Uber just announced a partnership with Zoox, Amazon’s robotaxi subsidiary, and the stock jumped nearly 3% on the news. Market analyst Jason John summed it up cleanly: “It’s another example of their foray into the AV business. I mean, this is one of many deals. Zoox is the latest, but Wave, Wasabi, Lucid, you know, so it’s all about the platform.”
That framing is exactly right. This isn’t a one-off announcement. It’s a pattern.
The Platform Play
Uber Technologies (NYSE:UBER | UBER Price Prediction) isn’t trying to build autonomous vehicles. It’s trying to be the road every AV company drives on.

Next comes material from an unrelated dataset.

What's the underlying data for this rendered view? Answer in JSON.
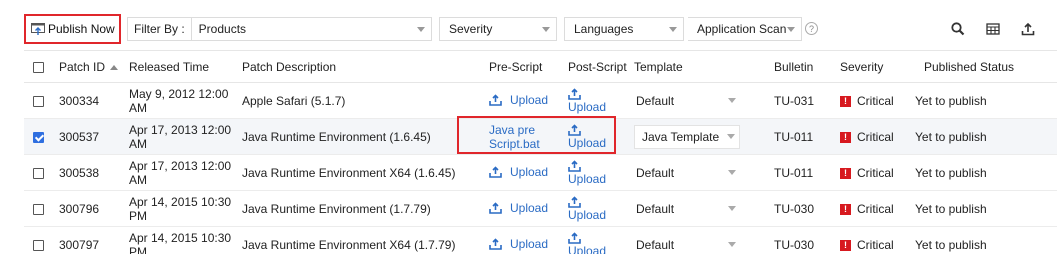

The strategy is to become the distribution layer for the autonomous vehicle era, the app that passengers open regardless of whose robot is doing the driving.
By Q2 2025, Uber had already announced 20 autonomous partners worldwide. Then in a single week during Q1 2025, they dropped five new AV partnership announcements. Zoox joins a roster that already includes Wave, Wasabi, and Lucid. CEO Dara Khosrowshahi put it plainly on the Q4 2025 earnings call: “We enter 2026 with a rapidly growing topline, significant cash flow, and a clear path to becoming the largest facilitator of AV trips in the world.”
Uber is also putting real money behind this. The company has committed over $100 million to build AV charging infrastructure, signaling this isn’t just a press release strategy.
The Business Behind the Bet
The underlying business gives Uber the financial runway to make this work. Full year 2025 revenue hit $52.02 billion, up 18.28% year over year. Free cash flow reached $9.76 billion for the full year, up 41.6%. That’s real cash to fund infrastructure, partnerships, and buybacks.
On the Q4 call, Khosrowshahi noted the platform now has 202 million monthly active users completing over 40 million trips every day. That audience is the asset. Any AV company that wants scale needs access to it.
The Margin Trade-Off You Need to Understand
Here’s the honest tension in this story. When Uber partners with an AV company for rides, it shares revenue. That means lower margins compared to a trip where an independent human driver absorbs the cost risk. John flagged this directly as a key risk: when Uber partners with someone for rides, margins are lower because revenue must be shared.
The bull case says volume and scale offset the margin compression over time. The bear case says Uber is essentially helping AV companies commoditize its own core product.
The stock is down about 11.44% year to date, sitting well below analyst consensus targets of $103.81. John has expressed a bullish long-term view despite the recent weakness, citing the platform logic as a key factor. If autonomous vehicles are the future of transportation, Uber is building the toll road.